Let’s start with a scatter plot, where support is on the x-axis and confidence is on the y-axis. The lift of each rule is represented using a color gradient.
plot(high_income_rules, engine = "ggplot2", main = "Scatter plot for discovered rules")+
theme_minimal()+
geom_point(size=4)+
scale_color_gradient(low = "blue", high = "red")
The only minor drawback of the strongest rules is that their support is relatively low. This means that these combinations of characteristics do not occur very frequently in the data. However, when they do occur, the rules are strong and visible.
The second plot in this section is a parallel coordinates plot, which represents the rules as lines connecting the characteristics involved.
plot(high_income_rules, method="paracoord", control=list(reorder=TRUE),
main = "Parallel coordinates for discovered rules")
The primary goal of this study was to identify combinations of socio-economic characteristics associated with high income. To achieve this, the Apriori algorithm, a method of association rule mining, was applied. The data were obtained from the ACS Public Use Microdata Sample and cover observations from 2019 to 2023.
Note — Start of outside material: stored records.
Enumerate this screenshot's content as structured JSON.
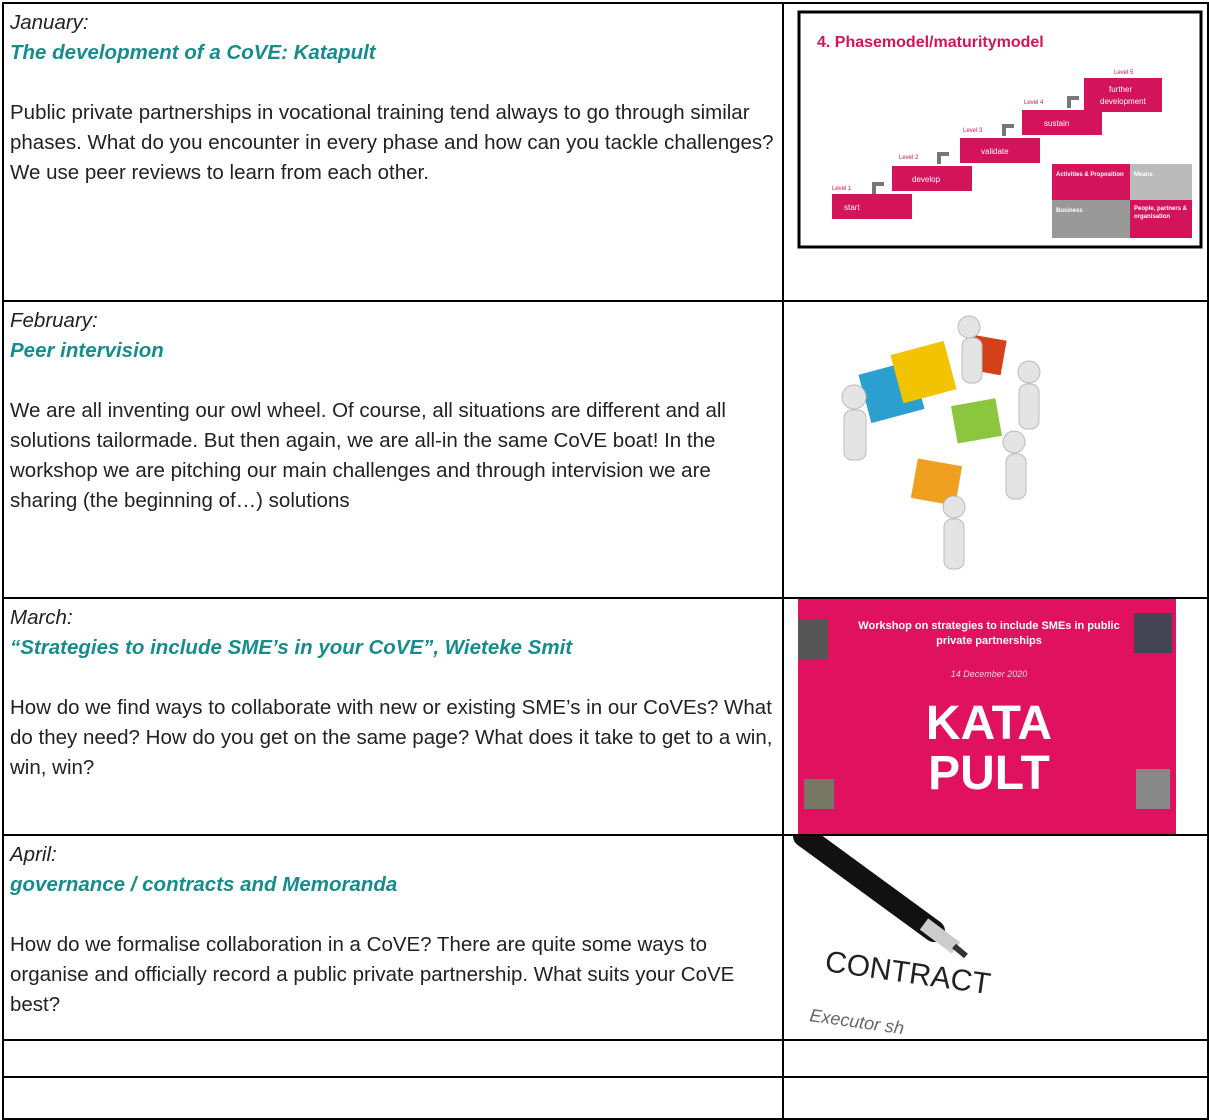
{
  "rows": [
    {
      "month": "January:",
      "title": "The development of a CoVE: Katapult",
      "body": "Public private partnerships in vocational training tend always to go through similar phases. What do you encounter in every phase and how can you tackle challenges? We use peer reviews to learn from each other."
    },
    {
      "month": "February:",
      "title": "Peer intervision",
      "body": "We are all inventing our owl wheel. Of course, all situations are different and all solutions tailormade. But then again, we are all-in the same CoVE boat! In the workshop we are pitching our main challenges and through  intervision we are sharing (the beginning of…) solutions"
    },
    {
      "month": "March:",
      "title": "“Strategies to include SME’s in your CoVE”, Wieteke Smit",
      "body": "How do we find ways to collaborate with new or existing SME’s in our CoVEs? What do they need? How do you get on the same page? What does it take to get to a win, win, win?"
    },
    {
      "month": "April:",
      "title": "governance / contracts and Memoranda",
      "body": "How do we formalise collaboration in a CoVE? There are quite some ways to organise and officially record a public private partnership. What suits your CoVE best?"
    }
  ],
  "images": {
    "phasemodel": {
      "title": "4. Phasemodel/maturitymodel",
      "levels": [
        "Level 1",
        "Level 2",
        "Level 3",
        "Level 4",
        "Level 5"
      ],
      "steps": [
        "start",
        "develop",
        "validate",
        "sustain",
        "further",
        "development"
      ],
      "boxes": [
        "Activities & Proposition",
        "Means",
        "Business",
        "People, partners &",
        "organisation"
      ]
    },
    "katapult": {
      "heading": [
        "Workshop on strategies to include SMEs in public",
        "private partnerships"
      ],
      "date": "14 December 2020",
      "logo": [
        "KATA",
        "PULT"
      ]
    },
    "contract": {
      "word": "CONTRACT",
      "fragment": "Executor sh"
    }
  }
}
The analysis identified 20 combinations of characteristics associated with high income. The strongest rules highlighted characteristics such as advanced age, being male, having higher education, working overtime, and being married. Given the large size of the sample, these findings are likely to be robust and meaningful.
These results can serve as a valuable starting point for further analysis, helping to identify key characteristics that should be considered when studying the determinants of individual income.